SLOVAKIA - The Slovakian occupational pensions sector has grown from SKK9bn (€268m) to SKK28bn in its second year since inception.

A total of 1.54 million Slovaks have so far signed a contract under the mandatory second pillar pension system - equivalent to around 60% of the workforce.

Statistics suggest the trend towards choosing the highest risk pension investment strategy is still the most popular.

Under Slovak law - introduced to support the arrival of the new system in 2005 - all second pillar pension providers are required to offer clients three alternatives: a growth, a balanced and a conservative fund.

Of the first SKK9bn put into the system by the end of 2005, 65% went into growth funds, 31% into balanced and only 4% into the conservative option.

“Due to their age structure, savers probably saw retirement pension savings as a long-term allocation of savings and therefore took the riskier option of growth pension funds that represent a more aggressive investment strategy,” the Slovak National Bank commented in a report on second pillar pension assets.
 
Two years later, figures for the three options have little changed.
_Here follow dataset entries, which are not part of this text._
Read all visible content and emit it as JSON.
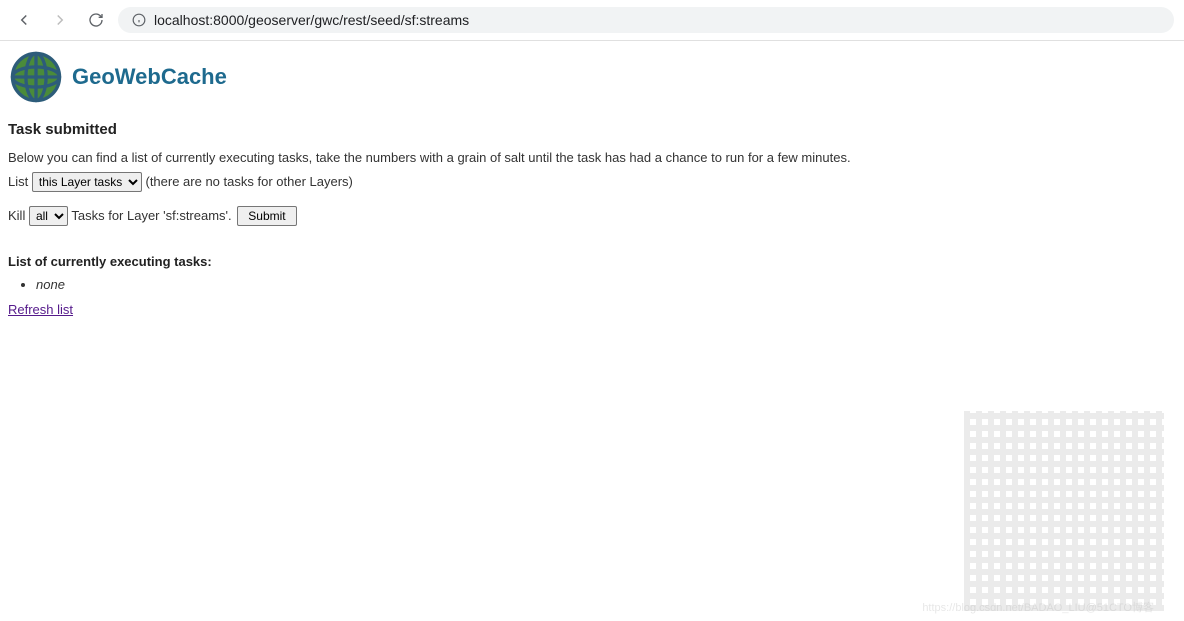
{
  "browser": {
    "url_display": "localhost:8000/geoserver/gwc/rest/seed/sf:streams"
  },
  "brand": {
    "name": "GeoWebCache"
  },
  "page": {
    "title": "Task submitted",
    "intro": "Below you can find a list of currently executing tasks, take the numbers with a grain of salt until the task has had a chance to run for a few minutes.",
    "list_prefix": "List",
    "list_select": {
      "selected": "this Layer tasks",
      "options": [
        "this Layer tasks"
      ]
    },
    "list_suffix": "(there are no tasks for other Layers)",
    "kill_prefix": "Kill",
    "kill_select": {
      "selected": "all",
      "options": [
        "all"
      ]
    },
    "kill_suffix": "Tasks for Layer 'sf:streams'.",
    "submit_label": "Submit",
    "section_title": "List of currently executing tasks:",
    "tasks": [
      "none"
    ],
    "refresh_label": "Refresh list"
  },
  "watermark": {
    "text": "https://blog.csdn.net/BADAO_LIU@51CTO博客"
  }
}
However, the bank noted growth funds tend to be invested far less aggressively than they perhaps could be.

In all three fund options, up to 80% of the assets are currently lying in bank accounts rather than being invested. The current equity exposure is 10% maximum on both growth and balanced while conservative funds do not invest in equities at all. But the legal limit is 80%.

Another 10% of assets are invested in bonds. This low exposure, however, is partly because only a limited amount of assets can be invested in foreign currency products and the supply of SKK denominated bonds is limited.

In 2006, growth funds reported returns ranging from 3.1% to 5.2%. For balanced funds the figures were between 3.2% and 4.8% and for conservative funds returns reached 2.8% to 3.7%.

According to the Slovak National Bank, many people consider the second pillar pension provision to be safer than the first pillar as, in a recent advertising campaign to promote the occupational pension system, the government warned the state pension will gradually decline.

The Slovak Association of Asset Management Companies (SASS) has meanwhile announced it has appointed 43-year-old Ivan Znášik  as its new executive director. The head of Renta Investment, a company specialising in advisory and analytical services, will be replacing Ľubomír Kysely.